Republican snoopers unfriend Facebook

    A Facebook employee is shown walking past a sign at Facebook headquarters in Menlo Park

    A Facebook employee is shown walking past a sign at Facebook headquarters in Menlo Park

    In case you’re wondering how Senate Republicans are spending your tax dollars, how they’re filling the time that would be better spent conducting confirmation hearings on Merrick Garland, I have some fresh evidence.

    They’re playing Big Brother and stomping on the First Amendment.

    It’s amazing the lengths some people go to, the thumb-twiddling they engage in, just to avoid doing their real jobs. Senate Commerce Committee chairman John Thune demanded yesterday that Facebook share internal info about its news judgment. You know, the kind of stuff that’s supposed to be protected by the First Amendment. In the document that Republicans profess to revere.

    For those of you unfamiliar with the social media behemoth, Facebook flags hot news stories in its “Trending Topics” box. But after an anonymous source claimed that workers sometimes edit out conservative stories, Thune sprang into action. In a letter yesterday, he demanded that Facebook fork over “a list of all news stories removed from or injected into the Trending Topics section since January 2014,” and that Facebookers fly to D.C. to brief the committee. And Reince Priebus, the GOP’s Mighty Mouse, squeaked on Twitter: “Facebook must answer for conservative censorship.”

    Oh man. These guys need to read Thomas Jefferson, who said in 1786: “Our liberty cannot be guarded but by the freedom of the press, nor that be limited without danger of losing it.” 

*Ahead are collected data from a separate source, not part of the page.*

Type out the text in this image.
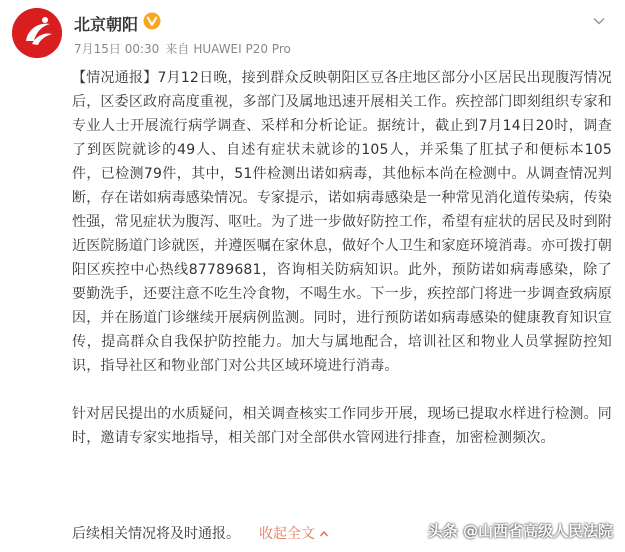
北京朝阳
7月15日 00:30 来自 HUAWEI P20 Pro

【情况通报】7月12日晚，接到群众反映朝阳区豆各庄地区部分小区居民出现腹泻情况后，区委区政府高度重视，多部门及属地迅速开展相关工作。疾控部门即刻组织专家和专业人士开展流行病学调查、采样和分析论证。据统计，截止到7月14日20时，调查了到医院就诊的49人、自述有症状未就诊的105人，并采集了肛拭子和便标本105件，已检测79件，其中，51件检测出诺如病毒，其他标本尚在检测中。从调查情况判断，存在诺如病毒感染情况。专家提示，诺如病毒感染是一种常见消化道传染病，传染性强，常见症状为腹泻、呕吐。为了进一步做好防控工作，希望有症状的居民及时到附近医院肠道门诊就医，并遵医嘱在家休息，做好个人卫生和家庭环境消毒。亦可拨打朝阳区疾控中心热线87789681，咨询相关防病知识。此外，预防诺如病毒感染，除了要勤洗手，还要注意不吃生冷食物，不喝生水。下一步，疾控部门将进一步调查致病原因，并在肠道门诊继续开展病例监测。同时，进行预防诺如病毒感染的健康教育知识宣传，提高群众自我保护防控能力。加大与属地配合，培训社区和物业人员掌握防控知识，指导社区和物业部门对公共区域环境进行消毒。

针对居民提出的水质疑问，相关调查核实工作同步开展，现场已提取水样进行检测。同时，邀请专家实地指导，相关部门对全部供水管网进行排查，加密检测频次。

后续相关情况将及时通报。 收起全文	头条 @山西省高级人民法院
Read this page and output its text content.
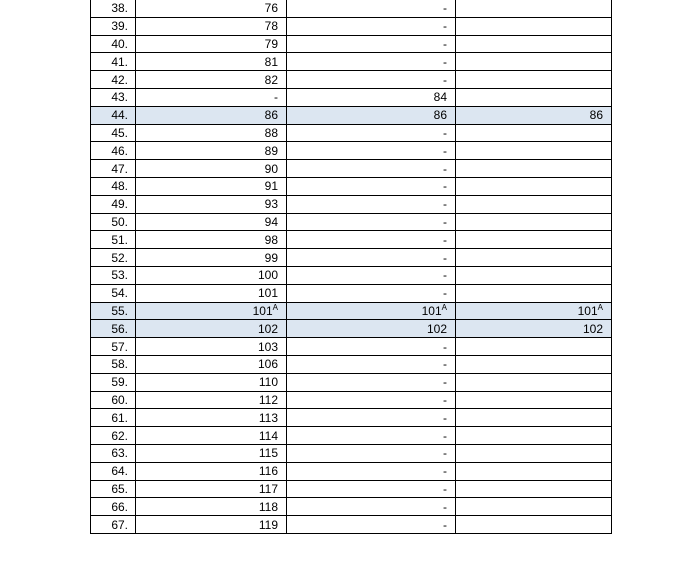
38.	76	-	
39.	78	-	
40.	79	-	
41.	81	-	
42.	82	-	
43.	-	84	
44.	86	86	86
45.	88	-	
46.	89	-	
47.	90	-	
48.	91	-	
49.	93	-	
50.	94	-	
51.	98	-	
52.	99	-	
53.	100	-	
54.	101	-	
55.	$101^A$	$101^A$	$101^A$
56.	102	102	102
57.	103	-	
58.	106	-	
59.	110	-	
60.	112	-	
61.	113	-	
62.	114	-	
63.	115	-	
64.	116	-	
65.	117	-	
66.	118	-	
67.	119	-	
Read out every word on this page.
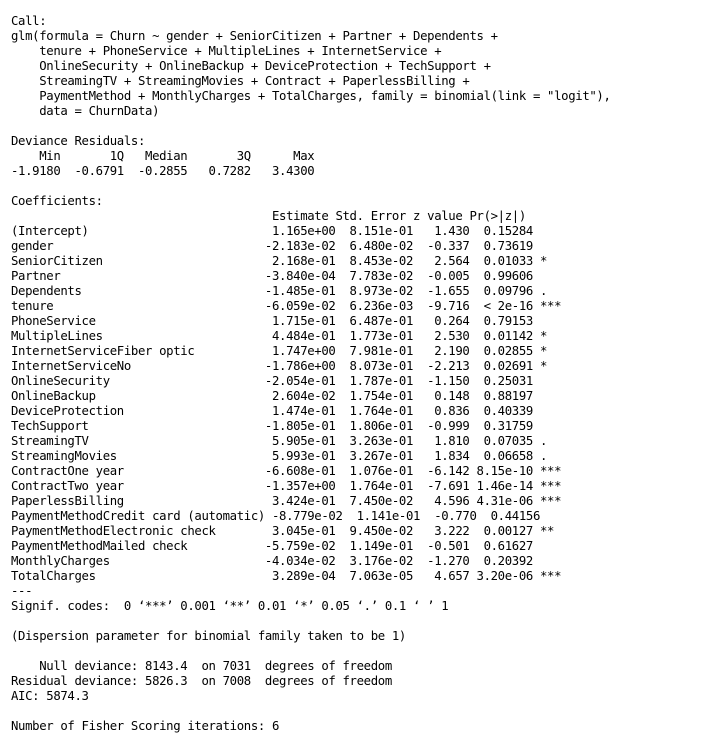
Call:
glm(formula = Churn ~ gender + SeniorCitizen + Partner + Dependents +
tenure + PhoneService + MultipleLines + InternetService +
OnlineSecurity + OnlineBackup + DeviceProtection + TechSupport +
StreamingTV + StreamingMovies + Contract + PaperlessBilling +
PaymentMethod + MonthlyCharges + TotalCharges, family = binomial(link = "logit"),
data = ChurnData)
Deviance Residuals:
Min       1Q   Median       3Q      Max
-1.9180  -0.6791  -0.2855   0.7282   3.4300
Coefficients:
Estimate Std. Error z value Pr(>|z|)
(Intercept)                          1.165e+00  8.151e-01   1.430  0.15284
gender                              -2.183e-02  6.480e-02  -0.337  0.73619
SeniorCitizen                        2.168e-01  8.453e-02   2.564  0.01033 *
Partner                             -3.840e-04  7.783e-02  -0.005  0.99606
Dependents                          -1.485e-01  8.973e-02  -1.655  0.09796 .
tenure                              -6.059e-02  6.236e-03  -9.716  < 2e-16 ***
PhoneService                         1.715e-01  6.487e-01   0.264  0.79153
MultipleLines                        4.484e-01  1.773e-01   2.530  0.01142 *
InternetServiceFiber optic           1.747e+00  7.981e-01   2.190  0.02855 *
InternetServiceNo                   -1.786e+00  8.073e-01  -2.213  0.02691 *
OnlineSecurity                      -2.054e-01  1.787e-01  -1.150  0.25031
OnlineBackup                         2.604e-02  1.754e-01   0.148  0.88197
DeviceProtection                     1.474e-01  1.764e-01   0.836  0.40339
TechSupport                         -1.805e-01  1.806e-01  -0.999  0.31759
StreamingTV                          5.905e-01  3.263e-01   1.810  0.07035 .
StreamingMovies                      5.993e-01  3.267e-01   1.834  0.06658 .
ContractOne year                    -6.608e-01  1.076e-01  -6.142 8.15e-10 ***
ContractTwo year                    -1.357e+00  1.764e-01  -7.691 1.46e-14 ***
PaperlessBilling                     3.424e-01  7.450e-02   4.596 4.31e-06 ***
PaymentMethodCredit card (automatic) -8.779e-02  1.141e-01  -0.770  0.44156
PaymentMethodElectronic check        3.045e-01  9.450e-02   3.222  0.00127 **
PaymentMethodMailed check           -5.759e-02  1.149e-01  -0.501  0.61627
MonthlyCharges                      -4.034e-02  3.176e-02  -1.270  0.20392
TotalCharges                         3.289e-04  7.063e-05   4.657 3.20e-06 ***
---
Signif. codes:  0 ‘***’ 0.001 ‘**’ 0.01 ‘*’ 0.05 ‘.’ 0.1 ‘ ’ 1
(Dispersion parameter for binomial family taken to be 1)
Null deviance: 8143.4  on 7031  degrees of freedom
Residual deviance: 5826.3  on 7008  degrees of freedom
AIC: 5874.3
Number of Fisher Scoring iterations: 6
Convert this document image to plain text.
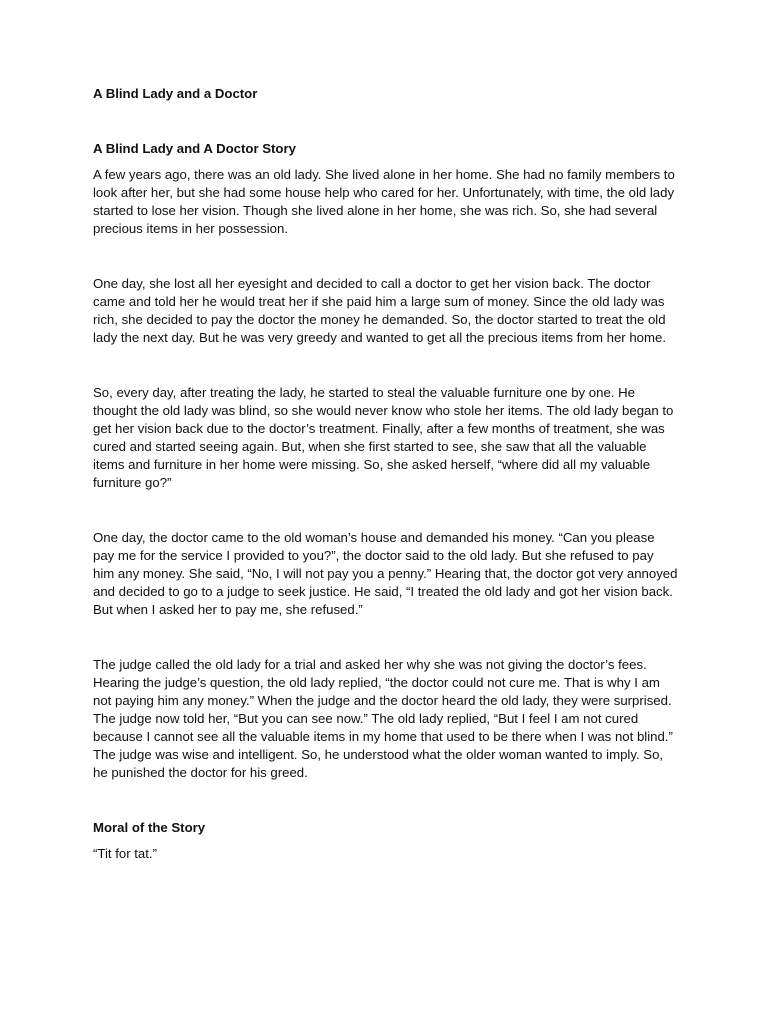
A Blind Lady and a Doctor

A Blind Lady and A Doctor Story

A few years ago, there was an old lady. She lived alone in her home. She had no family members to look after her, but she had some house help who cared for her. Unfortunately, with time, the old lady started to lose her vision. Though she lived alone in her home, she was rich. So, she had several precious items in her possession.

One day, she lost all her eyesight and decided to call a doctor to get her vision back. The doctor came and told her he would treat her if she paid him a large sum of money. Since the old lady was rich, she decided to pay the doctor the money he demanded. So, the doctor started to treat the old lady the next day. But he was very greedy and wanted to get all the precious items from her home.

So, every day, after treating the lady, he started to steal the valuable furniture one by one. He thought the old lady was blind, so she would never know who stole her items. The old lady began to get her vision back due to the doctor’s treatment. Finally, after a few months of treatment, she was cured and started seeing again. But, when she first started to see, she saw that all the valuable items and furniture in her home were missing. So, she asked herself, “where did all my valuable furniture go?”

One day, the doctor came to the old woman’s house and demanded his money. “Can you please pay me for the service I provided to you?”, the doctor said to the old lady. But she refused to pay him any money. She said, “No, I will not pay you a penny.” Hearing that, the doctor got very annoyed and decided to go to a judge to seek justice. He said, “I treated the old lady and got her vision back. But when I asked her to pay me, she refused.”

The judge called the old lady for a trial and asked her why she was not giving the doctor’s fees. Hearing the judge’s question, the old lady replied, “the doctor could not cure me. That is why I am not paying him any money.” When the judge and the doctor heard the old lady, they were surprised. The judge now told her, “But you can see now.” The old lady replied, “But I feel I am not cured because I cannot see all the valuable items in my home that used to be there when I was not blind.” The judge was wise and intelligent. So, he understood what the older woman wanted to imply. So, he punished the doctor for his greed.

Moral of the Story

“Tit for tat.”
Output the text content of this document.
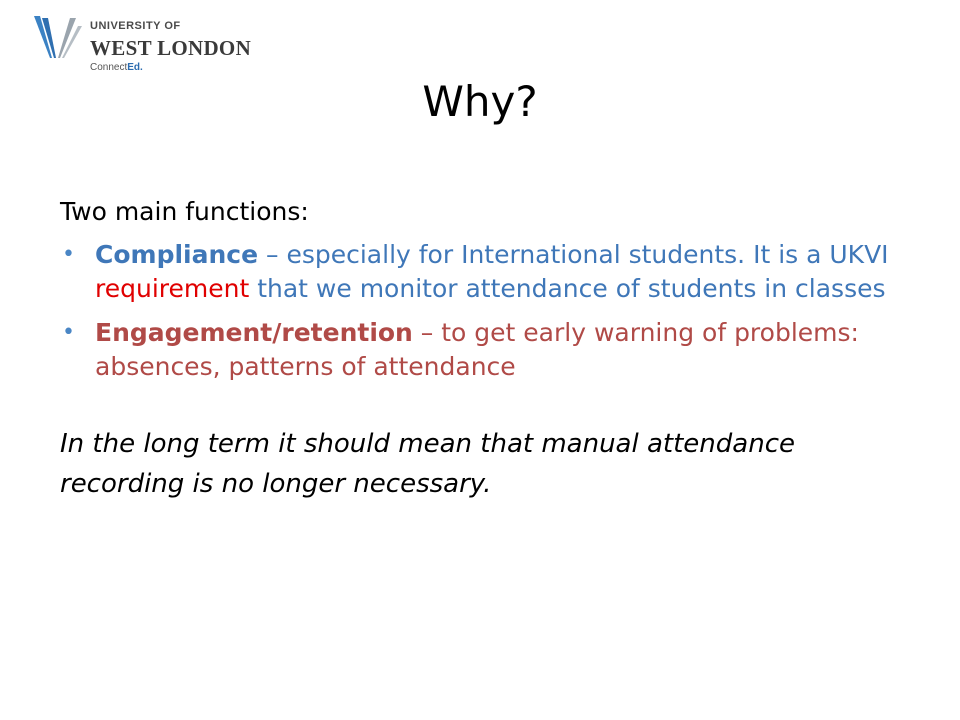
UNIVERSITY OF
WEST LONDON
ConnectEd.
Why?
Two main functions:
• Compliance – especially for International students. It is a UKVI requirement that we monitor attendance of students in classes
• Engagement/retention – to get early warning of problems: absences, patterns of attendance
In the long term it should mean that manual attendance recording is no longer necessary.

    Regardless of whether the anonymous source’s allegations are true — and, as a Facebook user, I’ve seen loads of links to conservative stories — the bottom line should be obvious: The United States Senate has no business snooping into the internal editorial decisions of a communications outlet. You’d think that conservative Republicans would be most attuned to the dangers of government overreach, since they rail about that all the time. But hey, hypocrisy makes some people deaf and dumb.

    I’m in sync with conservative thinker Charles Cooke, writing yesterday in National Review: “The federal government has no authority to oversee Facebook, a private website, and it should not claim it …. In addition to representing a clear violation of the First Amendment, [Thune’s action] sets a dangerous and undesirable — one that conservatives would usually avoid at all costs.”

    Frankly, even if Facebook totally skewed left in its aggregation of stories — which it most definitely does not — that wouldn’t be Washington’s business. The free market, which Republicans typically tout, has room for all kinds of outlets. Funny how Thune isn’t demanding internal documents from Fox News or Breitbart News, both of which skew rightward in their aggregation of stories.

    Reason, the conservative online magazine, said it best yesterday: “Facebook [has] the right to provide services … in whatever way it sees fit. Conservative entrepreneurs are free to start their own social media websites and impose ideological purity tests on the news items they choose to promote. There is simply no reason to make a federal case out of what is essentially headline aggregation.”

    Thune insisted yesterday that this is merely a “consumer protection” issue. But Reason magazine didn’t buy that con: “Imagine a Democratic-led Commerce Committee investigating Fox News because it found the network’s claim of being ‘Fair and Balanced’ to be misleading, and thus, worthy of a congressional investigation. In the public interest, the government could take any media company’s mission statement, decide that it is misleading, and order an inquiry.”

    What’s particularly amusing — what’s doubly hypocritical — is that Thune has long opposed federal rules mandating equal time for competing political views. We used to have something called the “Fairness Doctrine,” which empowered the Federal Communications Commission to enforce equal time on TV and radio. But the FCC, prodded by Congress, abolished the doctrine in 1987 — and lawmakers have blocked its reinstatement ever since, arguing that the Internet marketplace has made it irrelevant.

    One of those lawmakers is Thune. Nine years ago, he wrote that the feds shouldn’t snoop on news sites, that they should butt out and thus “preserve the vibrant marketplace of ideas.” And he warned — get this — that “giving power to the few to regulate fairness in the media is a recipe for Orwellian disaster.”

    Anyway. This big-government Republican crusade du jour is too stupid to go very far, but just in case Thune and Priebus feel the need to brush up on the Bill of Rights, they can always ask Merrick Garland. He has the creds to enlighten them, and he has lots of time on his hands.

    Meanwhile, Donald Trump is slated to meet tomorrow with Paul Ryan, to reconcile the seemingly unreconcilable. To set the stage for that summit, here’s conservative talk show host Charlie Sykes, who is based in Ryan’s home state. Just a little advice for the House Speaker:

    “I’ve cautioned my fellow conservatives, you embrace Donald Trump, you embrace it all. You embrace every slur, every insult, every outrage, every falsehood. You’re going to spend the next six months defending, rationalizing, evading all that. And afterwards, you come back to women, to minorities, to young people and say, ‘that wasn’t us. That’s not what we’re about.’ The reality is, if you support him to be president of the United States, that is who you are, and you own it.”